Logo, ao fugir do realismo, a ponto de errar de propósito algumas datas, sabemos de forma bem simples que não estamos vendo uma biografia do “patrão”, e sim uma história que se baseia em sua história. Mas sem deixar de lado, claro, todas aquelas coisas que deixam bem claro que estamos falando de Sílvio Santos.
O auditório mais feminino do Brasil da caravana de Guarulhos, os jurados, o Show de Calouros, e todos os outros elementos característicos estão lá, junto das figuras que já conhecemos da outra temporada, como o Gugu, que segue sendo vivido brilhantemente por Paulo Nigro, e Íris Abravanel, que também evoluiu muito na alma de Leona Cavalli. Vale destacar a atuação de Barbara Maia, que viveu a Patrícia Abravanel que, por sua importância nesta temporada, fez bem a sua parte e deu conta do recado.
Outras figuras também foram adicionadas, somando ainda ao ar nostálgico que a série quer passar. Temos uma boy band que é claramente o Dominó dos tempos de Manequim, temos o Faustão que se torna uma arma da Globo contra o SBT, temos o Domingo Legal com banheira e tudo, o Aqui Agora, e até os presidenciáveis de 89, como os então candidatos Lula, Maluf, Brizola e Collor. Sabe quem faltou aqui? Os Mamonas Assassinas, que eram utilizados pelas duas emissoras na conhecida “guerra de audiência” nos domingos.
Mesmo com muita inconsistência temporal, como um videocassete do final dos anos 90 sendo usado em 1989, há muita nostalgia em todos os momentos do seriado, que se torna uma arma para contar as suas histórias. O sequestro de Patrícia ganha mais intensidade no final, enquanto a história envolvendo o PanAmericano foi trazida de forma bem fraca, apenas para apresentar o Silvio empresário de forma mais profunda. Na verdade eu senti foi falta é do Silvio jovem, que foi uma boa ideia na temporada passada.
Mas, pelo menos pra mim, o período entre o final dos anos 80 e começo dos anos 90 foi o que realmente fez a série valer a pena. Rever, mesmo sem nenhuma precisão histórica, momentos de quando era criança revividos no seriado foi sim algo bem interessante. Desta vez, temos apenas “um Silvio“, vivido por José Rubens Chachá, que mais uma vez vive bem o Homem do Baú.

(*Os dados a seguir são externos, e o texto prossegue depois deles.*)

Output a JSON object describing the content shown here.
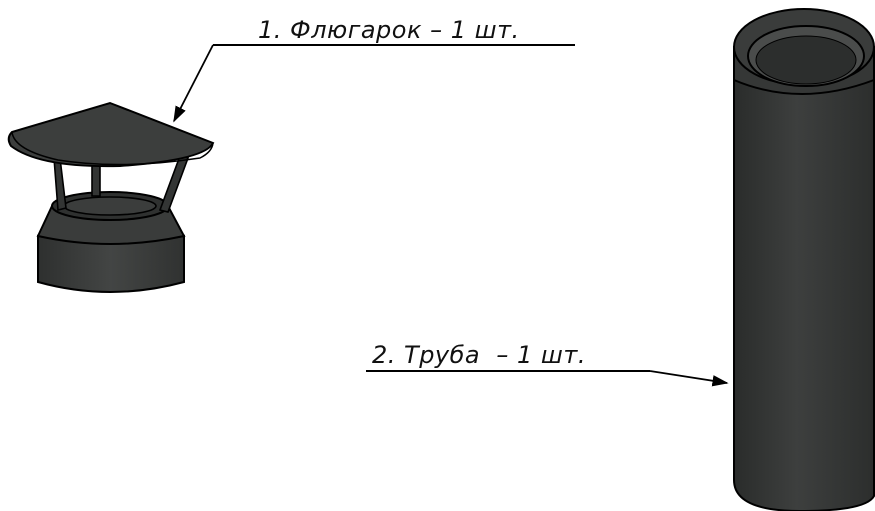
{
  "callouts": [
    {
      "id": "cap",
      "label": "1. Флюгарок – 1 шт."
    },
    {
      "id": "pipe",
      "label": "2. Труба  – 1 шт."
    }
  ],
  "colors": {
    "metal_dark": "#2a2c2b",
    "metal_mid": "#3a3c3b",
    "metal_light": "#4b4d4c",
    "outline": "#000000",
    "leader": "#000000"
  }
}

Nos anos 80 e 90, temos não só a segurança do elenco principal, que garante a qualidade da obra, como o brilho de outras figuras da época, que eventualmente chamam atenção na série, como Elke Maravilha, Gil Gomes, Sérgio Mallandro ou o Pedro de Lara. Mas ainda fez falta as pegadinhas do Ivo Holanda.
O segundo ano de O Rei da TV segue divertido, e quando se permite, segue sendo altamente nostálgico. Desta vez, os “três arcos” não conversaram tão bem entre si, me fazendo praticamente ignorar a existência da história envolvendo a fraude com o banco. Mas, ainda assim, vale muito a pena para quem gosta não apenas do Silvio, mas também de todas as bizarrices que a TV brasileira se propunha a produzir durante os anos 90.
Vale lembrar que ainda tem muita coisa sobre o Silvio Santos que pode ser explorada: a época do Topa Tudo por Dinheiro, o começo dos anos 2000, onde o apresentador fez sucesso com o Show do Milhão ou com a Casa dos Artistas, ou mesmo a “épica” entrevista para a Contigo em 2003, onde o apresentador mentiu na cara dura, dizendo que estava vivendo seus últimos dias devido a uma doença terminal, e que havia vendido o SBT para a Televisa e o Boni.
O Rei da TV está disponível, com suas duas temporadas, no Star+.